Однако "Перечень Инглингов" не исчерпывал содержание саги (87). Снорри перечисляет не тридцать поименованных Тьодольвом предков Рёгнвальда, а добавляет рассказы еще о четырех правителях, которые подчиняли себе Упсалу. К их числу принадлежат Ньёрд (см. табл. 2, № 2), Хаки (№ 18), Сёльви (№ 27) и Ивар Широкие Объятья (№ 31). Можно достаточно уверенно предполагать, что в поэме Тьодольва не было специально посвященных им строф. Если он и упоминал об этих правителях, то в висах о конунгах-Инглингах, в связи с сюжетами об их смерти или военной деятельности. Так, в рассказ об Иваре Широкие Объятья Снорри включает четыре строфы Тьодольва.
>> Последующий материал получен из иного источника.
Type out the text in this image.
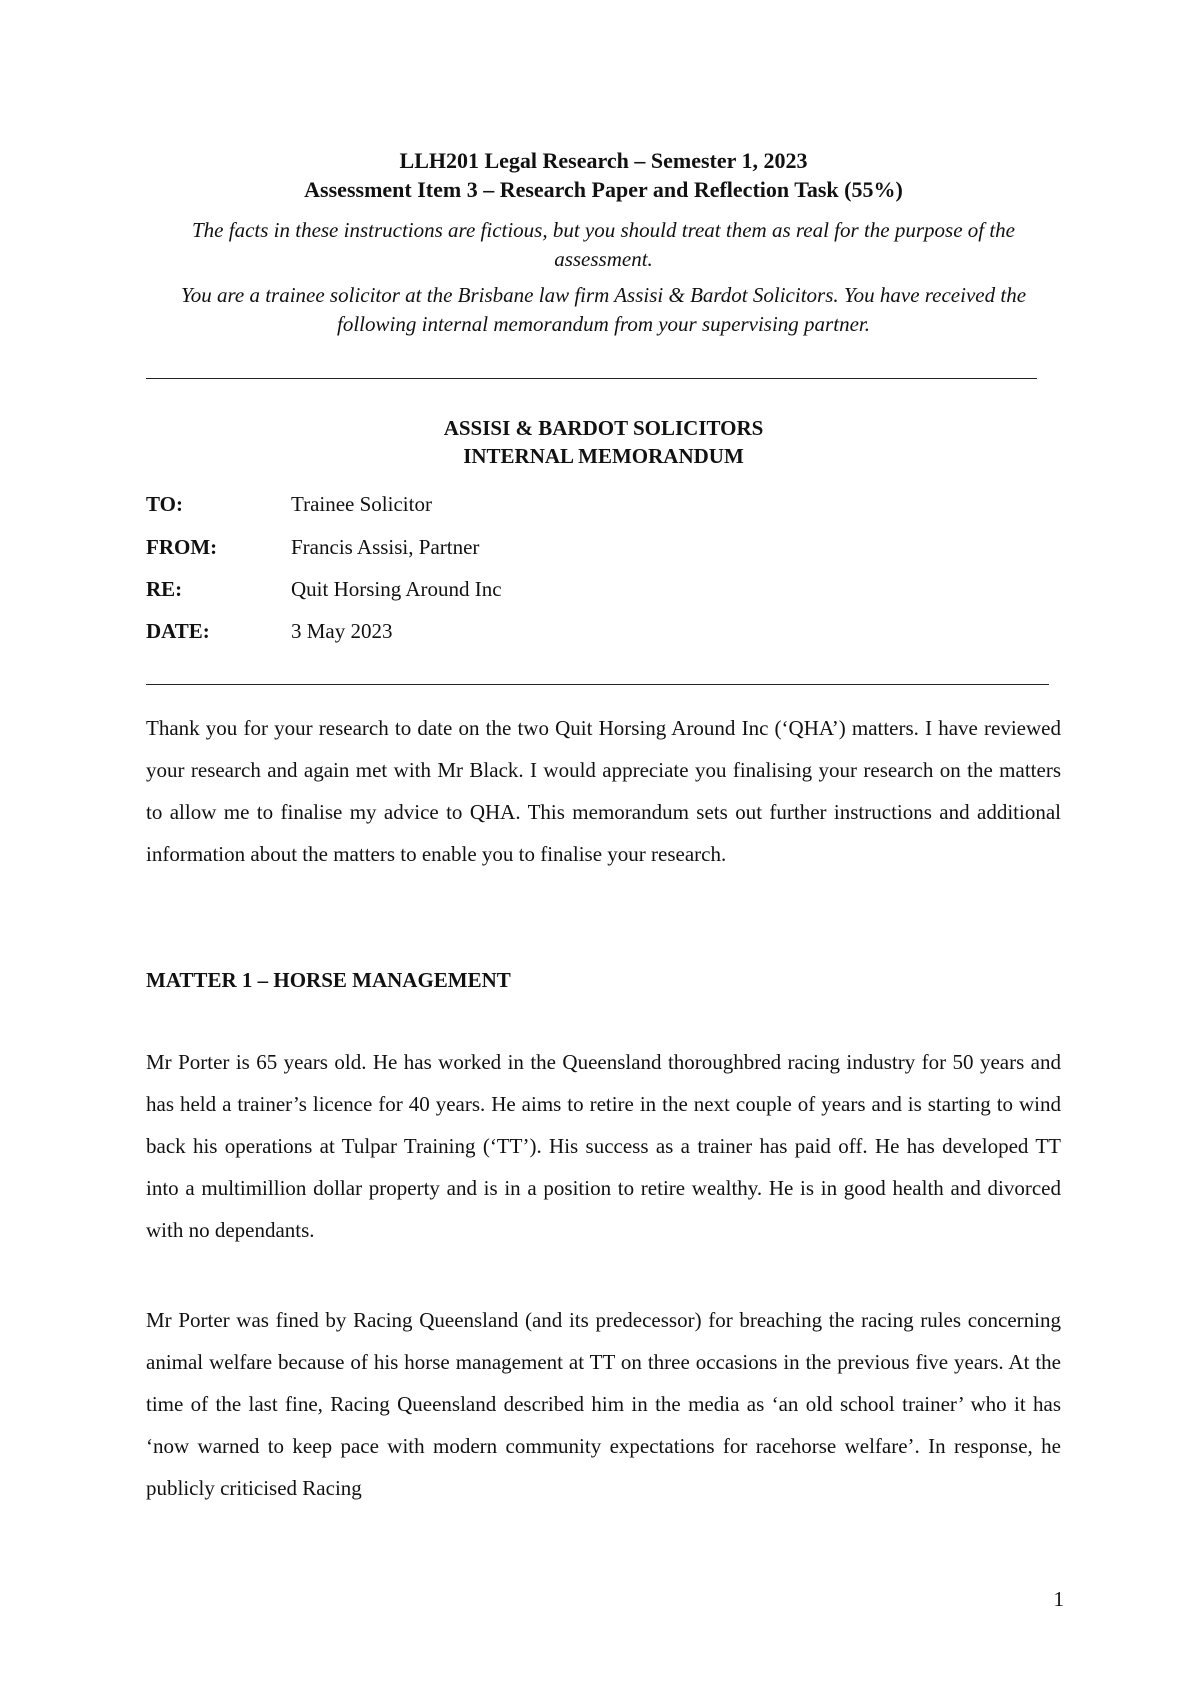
LLH201 Legal Research – Semester 1, 2023
Assessment Item 3 – Research Paper and Reflection Task (55%)
The facts in these instructions are fictious, but you should treat them as real for the purpose of the assessment.
You are a trainee solicitor at the Brisbane law firm Assisi & Bardot Solicitors. You have received the following internal memorandum from your supervising partner.
ASSISI & BARDOT SOLICITORS
INTERNAL MEMORANDUM
TO:	Trainee Solicitor
FROM:	Francis Assisi, Partner
RE:	Quit Horsing Around Inc
DATE:	3 May 2023
Thank you for your research to date on the two Quit Horsing Around Inc (‘QHA’) matters. I have reviewed your research and again met with Mr Black. I would appreciate you finalising your research on the matters to allow me to finalise my advice to QHA. This memorandum sets out further instructions and additional information about the matters to enable you to finalise your research.
MATTER 1 – HORSE MANAGEMENT
Mr Porter is 65 years old. He has worked in the Queensland thoroughbred racing industry for 50 years and has held a trainer’s licence for 40 years. He aims to retire in the next couple of years and is starting to wind back his operations at Tulpar Training (‘TT’). His success as a trainer has paid off. He has developed TT into a multimillion dollar property and is in a position to retire wealthy. He is in good health and divorced with no dependants.
Mr Porter was fined by Racing Queensland (and its predecessor) for breaching the racing rules concerning animal welfare because of his horse management at TT on three occasions in the previous five years. At the time of the last fine, Racing Queensland described him in the media as ‘an old school trainer’ who it has ‘now warned to keep pace with modern community expectations for racehorse welfare’. In response, he publicly criticised Racing
1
Однако первые две говорят только о смерти предшественника Ивара, Ингльяльда, вызванной нападением не упомянутого в висах Ивара:

В Рэнинге

Дымовержец

Ингльяльда

Забил углями,

И вождя

Ворог дома

Затоптал

Неживое тело.

Княжей судьбе

Несравненной

Свей много

Дивились,

Ведь властелин

Достославный

Смертный час

Сам выбрал (88).

Две вторые посвящены смерти Олава Лесоруба (№ 32), бежавшего от Ивара и начавшего переселение Инглингов в Норвегию; но и в них Ивар не назван:

И у волны

…………

Олава

Опалило пламя,

И волк стволов

Жгучепалый

Сорвал плащ

С вождя свеев.

Сын владык

Высокородный,

Уппсалу он

Давно оставил (89).

Точно так же в рассказ о Сёльви включена виса о смерти Эйстейна (№ 26). Виса же о жене Ньёрда (№ 2) принадлежит не Тьодольву, а Эйвинду Погубителю Скальдов.

Добавив рассказы об этих конунгах, Снорри превратил перечень Инглингов – предков Рёгнвальда в последовательное повествование сначала об упсальских правителях, а затем о конунгах Вестфольда. Важным подтверждением этому является полное структурное сходство "биографий" конунгов-узурпаторов и "биографий" Инглингов. Более того, рассказ об Иваре Широкие Объятья (последнем представителе упсальских конунгов, о котором говорит Снорри) принадлежит к числу наиболее обстоятельных и пространных в саге.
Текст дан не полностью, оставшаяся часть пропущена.